A Unidade Astronómica (UA) é uma medida de distância fundamental em astronomia, historicamente definida como a distância média entre a Terra e o Sol. Em 2012, a União Astronómica Internacional (UAI) fixou o seu valor como uma constante exata: 149 597 870 700 metros. Esta redefinição substituiu a antiga definição dinâmica (dependente da constante gravitacional G e da massa solar) por uma constante invariável, alinhada com o Sistema Internacional de Unidades (SI). Isto elimina as incertezas relacionadas com as perturbações orbitais e assegura uma estabilidade a longo prazo para os cálculos astronómicos e missões espaciais.

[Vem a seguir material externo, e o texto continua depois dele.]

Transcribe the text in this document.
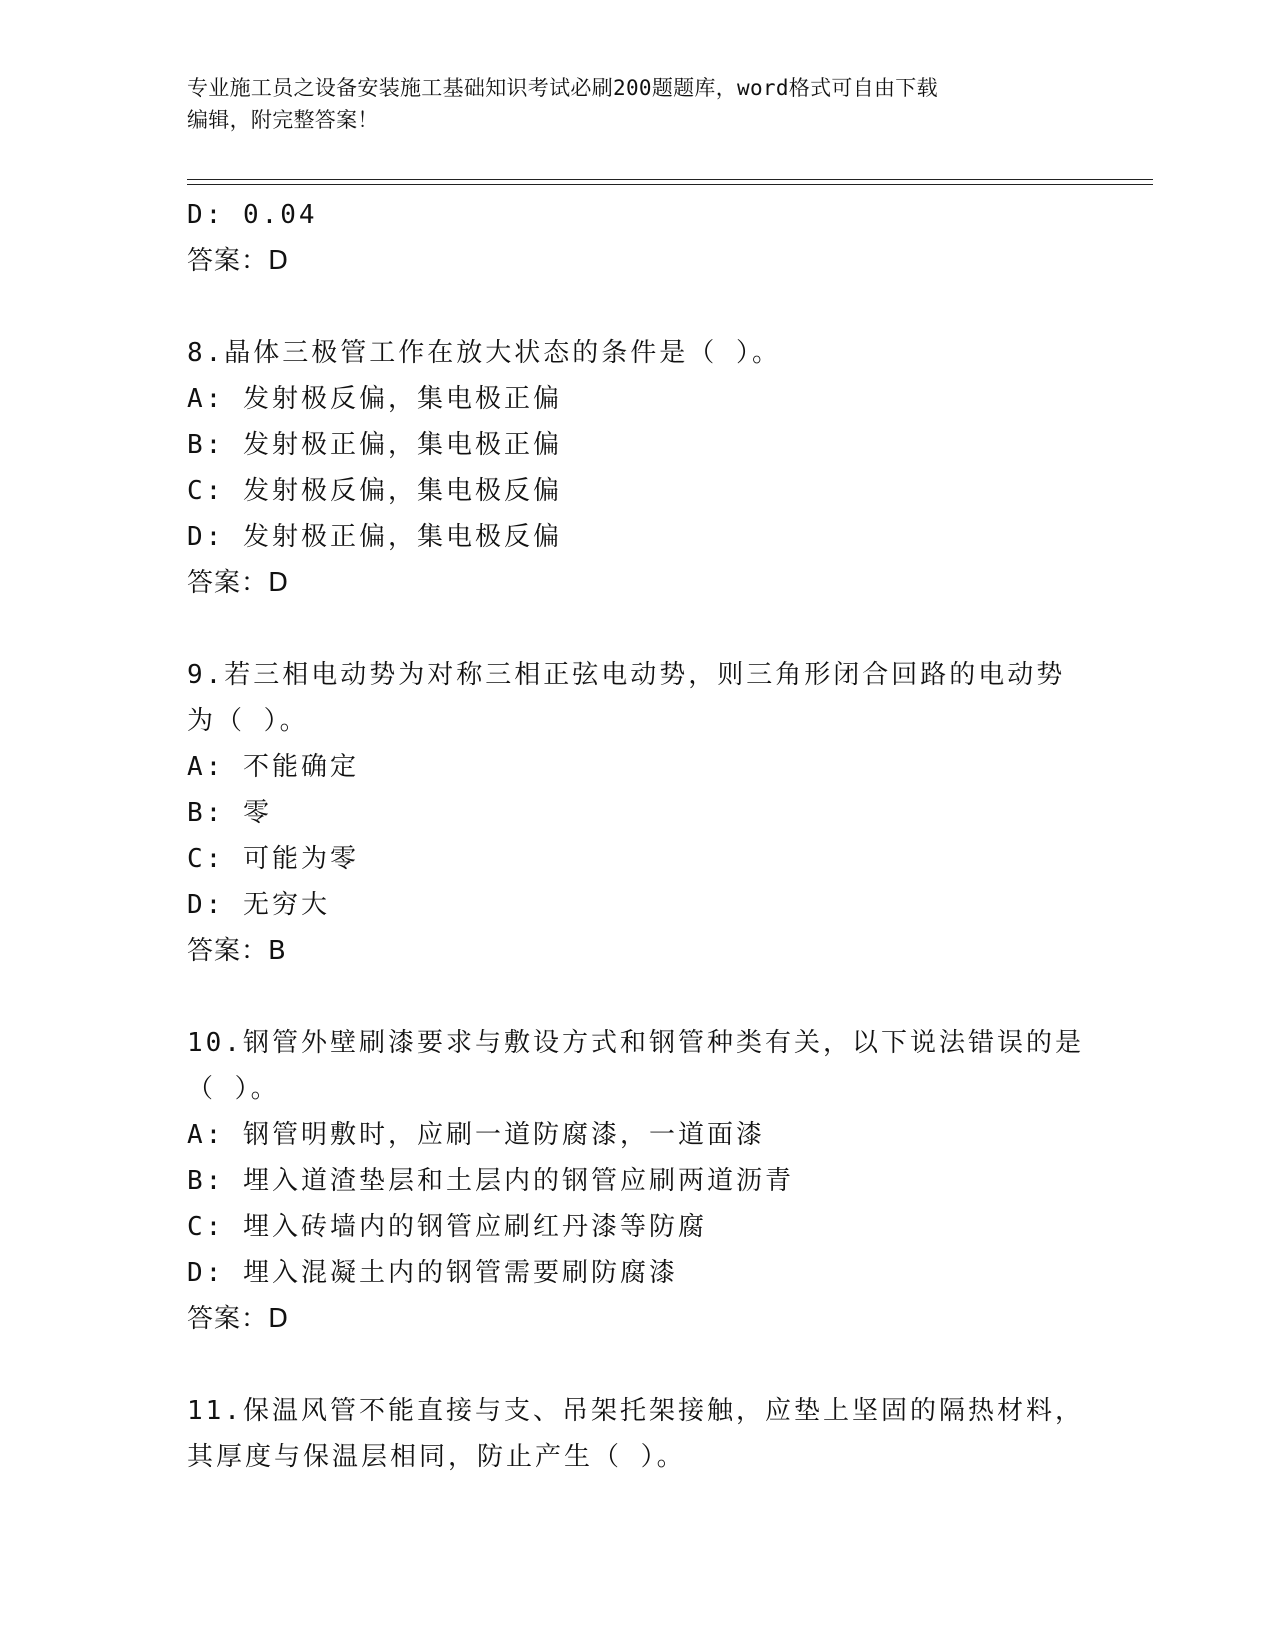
专业施工员之设备安装施工基础知识考试必刷200题题库，word格式可自由下载
编辑，附完整答案！
D: 0.04
答案：D
8.晶体三极管工作在放大状态的条件是（ ）。
A: 发射极反偏，集电极正偏
B: 发射极正偏，集电极正偏
C: 发射极反偏，集电极反偏
D: 发射极正偏，集电极反偏
答案：D
9.若三相电动势为对称三相正弦电动势，则三角形闭合回路的电动势
为（ ）。
A: 不能确定
B: 零
C: 可能为零
D: 无穷大
答案：B
10.钢管外壁刷漆要求与敷设方式和钢管种类有关，以下说法错误的是
（ ）。
A: 钢管明敷时，应刷一道防腐漆，一道面漆
B: 埋入道渣垫层和土层内的钢管应刷两道沥青
C: 埋入砖墙内的钢管应刷红丹漆等防腐
D: 埋入混凝土内的钢管需要刷防腐漆
答案：D
11.保温风管不能直接与支、吊架托架接触，应垫上坚固的隔热材料，
其厚度与保温层相同，防止产生（ ）。
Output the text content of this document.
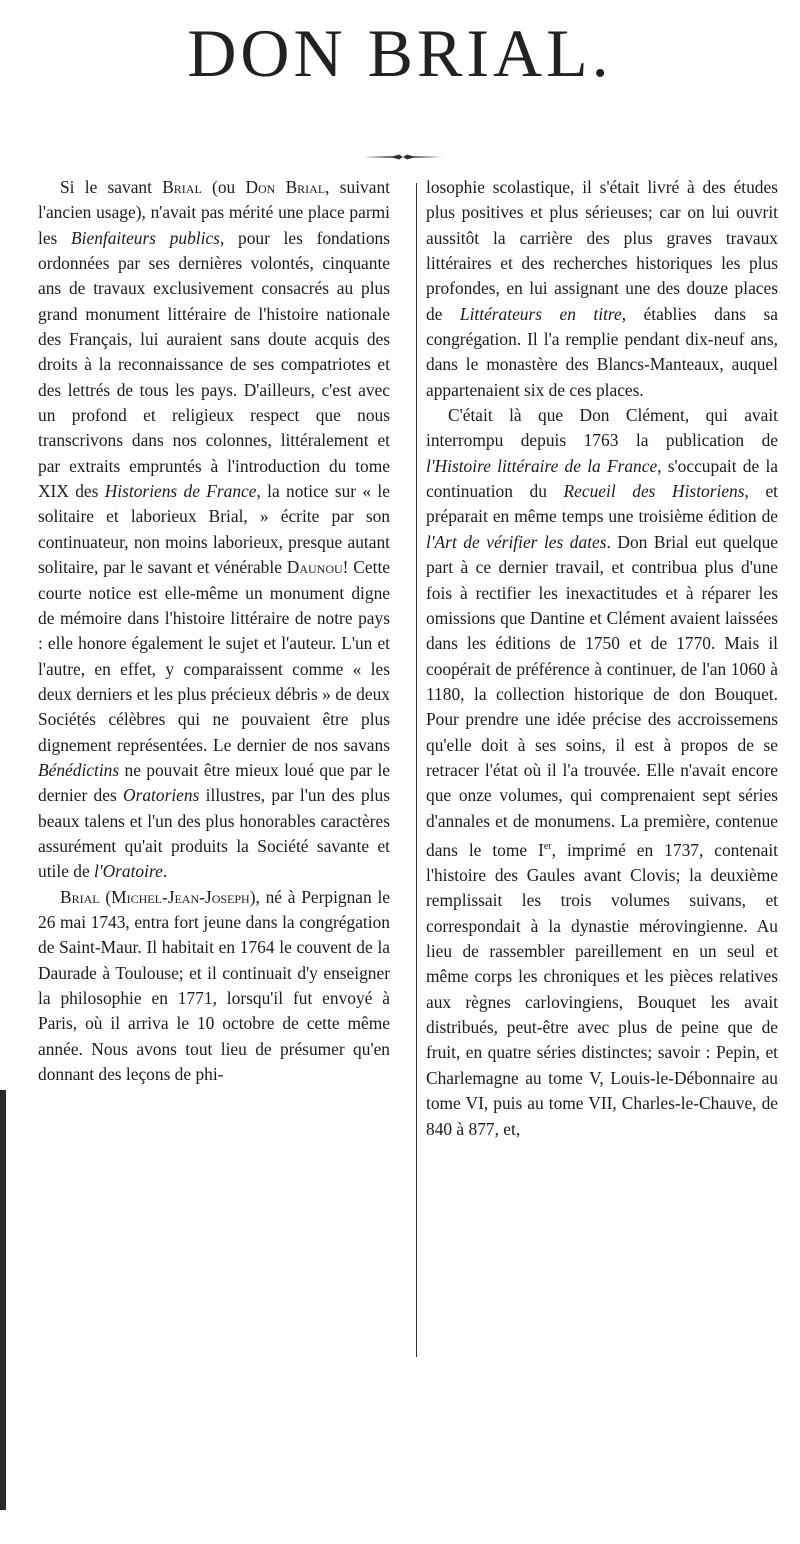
DON BRIAL.

Si le savant Brial (ou Don Brial, suivant l'ancien usage), n'avait pas mérité une place parmi les Bienfaiteurs publics, pour les fondations ordonnées par ses dernières volontés, cinquante ans de travaux exclusivement consacrés au plus grand monument littéraire de l'histoire nationale des Français, lui auraient sans doute acquis des droits à la reconnaissance de ses compatriotes et des lettrés de tous les pays. D'ailleurs, c'est avec un profond et religieux respect que nous transcrivons dans nos colonnes, littéralement et par extraits empruntés à l'introduction du tome XIX des Historiens de France, la notice sur « le solitaire et laborieux Brial, » écrite par son continuateur, non moins laborieux, presque autant solitaire, par le savant et vénérable Daunou! Cette courte notice est elle-même un monument digne de mémoire dans l'histoire littéraire de notre pays : elle honore également le sujet et l'auteur. L'un et l'autre, en effet, y comparaissent comme « les deux derniers et les plus précieux débris » de deux Sociétés célèbres qui ne pouvaient être plus dignement représentées. Le dernier de nos savans Bénédictins ne pouvait être mieux loué que par le dernier des Oratoriens illustres, par l'un des plus beaux talens et l'un des plus honorables caractères assurément qu'ait produits la Société savante et utile de l'Oratoire.

Brial (Michel-Jean-Joseph), né à Perpignan le 26 mai 1743, entra fort jeune dans la congrégation de Saint-Maur. Il habitait en 1764 le couvent de la Daurade à Toulouse; et il continuait d'y enseigner la philosophie en 1771, lorsqu'il fut envoyé à Paris, où il arriva le 10 octobre de cette même année. Nous avons tout lieu de présumer qu'en donnant des leçons de phi-

losophie scolastique, il s'était livré à des études plus positives et plus sérieuses; car on lui ouvrit aussitôt la carrière des plus graves travaux littéraires et des recherches historiques les plus profondes, en lui assignant une des douze places de Littérateurs en titre, établies dans sa congrégation. Il l'a remplie pendant dix-neuf ans, dans le monastère des Blancs-Manteaux, auquel appartenaient six de ces places.

C'était là que Don Clément, qui avait interrompu depuis 1763 la publication de l'Histoire littéraire de la France, s'occupait de la continuation du Recueil des Historiens, et préparait en même temps une troisième édition de l'Art de vérifier les dates. Don Brial eut quelque part à ce dernier travail, et contribua plus d'une fois à rectifier les inexactitudes et à réparer les omissions que Dantine et Clément avaient laissées dans les éditions de 1750 et de 1770. Mais il coopérait de préférence à continuer, de l'an 1060 à 1180, la collection historique de don Bouquet. Pour prendre une idée précise des accroissemens qu'elle doit à ses soins, il est à propos de se retracer l'état où il l'a trouvée. Elle n'avait encore que onze volumes, qui comprenaient sept séries d'annales et de monumens. La première, contenue dans le tome Ier, imprimé en 1737, contenait l'histoire des Gaules avant Clovis; la deuxième remplissait les trois volumes suivans, et correspondait à la dynastie mérovingienne. Au lieu de rassembler pareillement en un seul et même corps les chroniques et les pièces relatives aux règnes carlovingiens, Bouquet les avait distribués, peut-être avec plus de peine que de fruit, en quatre séries distinctes; savoir : Pepin, et Charlemagne au tome V, Louis-le-Débonnaire au tome VI, puis au tome VII, Charles-le-Chauve, de 840 à 877, et,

A Unidade Astronômica (UA) é uma medida fundamental de distância em astronomia, historicamente definida como a distância média entre a Terra e o Sol. Utilizada para quantificar distâncias dentro do Sistema Solar, permite expressar as órbitas planetárias de maneira prática. Antes de sua redefinição, a UA estava ligada aos parâmetros dinâmicos da órbita terrestre através da constante gravitacional (G) e da massa solar \(M_{\odot}\).
Por muito tempo, a UA foi determinada por observações de fenômenos astronômicos, como os trânsitos de Vênus. O valor da UA dependia da aplicação da terceira lei de Kepler, formulada matematicamente como \( \frac{a^3}{T^2} = \frac{G M_{\odot}}{4\pi^2} \) onde (a) é o semi-eixo maior da órbita terrestre e (T) seu período. Medições de telemetria por radar em Vênus e sondas espaciais refinaram gradualmente seu valor, revelando a necessidade de uma definição mais rigorosa independente das incertezas gravitacionais.
Em 2012, a União Astronômica Internacional (UAI) adotou uma nova definição: a Unidade Astronômica é agora uma constante fixa igual a 149.597.870.700 metros exatamente. Essa decisão decorre da necessidade de eliminar a dependência dos modelos gravitacionais e dos valores flutuantes de \(G\) e \(M_{\odot}\). Hoje, a UA é comparável a outras constantes físicas, como a velocidade da luz, garantindo assim sua estabilidade nos cálculos astronômicos e espaciais.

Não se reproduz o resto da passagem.